Blessed are the meek, for they will inherit the earth

   Try putting “meekness” on you resume and see how far that gets you in the world today. We hear “meek” and equate it with “weak,” or we think “mild,” or “mousey,” or “shy.” Meekness is rarely, if ever, considered a compliment or an asset is it? It’s not something we typically are encouraged to strive for. 
   What Jesus means, though, is humility, or being humble. Now, these, too, are not qualities that are promoted broadly in our culture which is all about standing out, making our place, and getting our fair share, because humbleness or humility, is about powerlessness. It is the powerless, the humble, the teachable, the small and unlikely who are blessed by Jesus, because with God blessedness is not about skills and strengths, but vulnerability and brokenness. 

   And Jesus did more than just tell this story, he lived it out. The Gospels recount story after story of how Jesus spent his time primarily with those who were considered outcasts by the world, and even by the religious system. He taught, ate with, and healed all people, regardless of where they fell in the societal class structure. Jesus forced the people of his day—and us as well—to consider a different story, a differ­ent understanding of what was really possible, and to consider that all they had ever known, or could know, might not be all there is. He shocks those who listen to him when he tells them that it is they, the powerless, downcast, outcast, the rejects of the world who will inherit the earth, not the rich and powerful, or the bold and beautiful. The meek, the humble, he declares, are the heirs of all there is. 

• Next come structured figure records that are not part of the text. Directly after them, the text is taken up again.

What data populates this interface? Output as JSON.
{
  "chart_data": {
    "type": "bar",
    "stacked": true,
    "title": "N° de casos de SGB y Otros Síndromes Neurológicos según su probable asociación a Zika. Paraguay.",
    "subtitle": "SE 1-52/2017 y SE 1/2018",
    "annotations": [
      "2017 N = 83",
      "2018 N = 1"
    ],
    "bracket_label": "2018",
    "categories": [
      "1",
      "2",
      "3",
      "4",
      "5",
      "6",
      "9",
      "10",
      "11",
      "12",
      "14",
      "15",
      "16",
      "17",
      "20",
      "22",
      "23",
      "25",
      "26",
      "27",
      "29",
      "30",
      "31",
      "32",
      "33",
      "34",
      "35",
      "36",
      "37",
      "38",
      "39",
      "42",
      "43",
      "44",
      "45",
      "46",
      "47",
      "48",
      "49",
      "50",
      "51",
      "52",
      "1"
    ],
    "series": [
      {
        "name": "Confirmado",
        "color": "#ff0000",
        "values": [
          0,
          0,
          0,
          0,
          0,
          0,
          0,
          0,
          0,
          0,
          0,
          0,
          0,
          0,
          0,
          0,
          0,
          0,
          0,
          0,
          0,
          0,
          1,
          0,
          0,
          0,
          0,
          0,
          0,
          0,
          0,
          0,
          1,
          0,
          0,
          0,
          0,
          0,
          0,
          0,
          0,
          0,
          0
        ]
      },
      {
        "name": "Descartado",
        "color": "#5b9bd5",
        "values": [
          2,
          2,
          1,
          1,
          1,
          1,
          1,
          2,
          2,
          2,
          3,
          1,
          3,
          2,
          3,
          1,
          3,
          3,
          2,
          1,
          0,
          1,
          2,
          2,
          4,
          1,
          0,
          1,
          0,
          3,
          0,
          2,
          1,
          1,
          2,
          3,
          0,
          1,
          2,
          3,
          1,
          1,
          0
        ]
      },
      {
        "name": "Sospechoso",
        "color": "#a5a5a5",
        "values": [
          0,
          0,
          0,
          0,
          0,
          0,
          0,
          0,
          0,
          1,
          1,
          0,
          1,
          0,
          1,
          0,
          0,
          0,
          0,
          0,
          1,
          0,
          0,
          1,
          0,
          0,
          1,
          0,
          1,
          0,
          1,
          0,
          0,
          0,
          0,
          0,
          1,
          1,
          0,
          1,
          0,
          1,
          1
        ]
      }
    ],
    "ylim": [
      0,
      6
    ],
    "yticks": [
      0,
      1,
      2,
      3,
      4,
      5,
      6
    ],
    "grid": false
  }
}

   So in these opening verses of the most famous sermon ever preached, Jesus is saying, for all intents and purposes, forget everything you thought you knew. 
He’s saying that black is white, up is down, and in is out. THAT, he says, is what the Reign of God is like. 
Those things that are routinely taken for granted, the deep logic by which we often assume the world works is not, in fact, the way of God. Thinking ahead to when Jesus says, “You have heard it said…but I tell you this…” Jesus is in effect saying here, 
   “No. This is not how the world actually works, no matter how things may seem. On the contrary, as God has ordained the deep, emerging order of creation, the truly blessed are ultimately and actually the gentle, the merciful, the poor, the grieving, and those at the bottom of society’s ladder. It appears to be otherwise - I understand - and that is precisely why I am beginning this way, the better to dispel the commonplace illusions, to clarify reality, to declare the dawning Reign of God, and to help us find our bearings as we live into God’s future.”
   So, as we continue to explore this earth-shaking first teaching of Jesus, may his words shape our lives, our thoughts, and our actions as we take them into the world with us this week -  in practice and in thought. And may Jesus’ words help us to find freedom from those things - the ideologies, the images that hold us captive - that we might find companionship and freedom with God in the humble smallness of a life of embodied faith. Amen.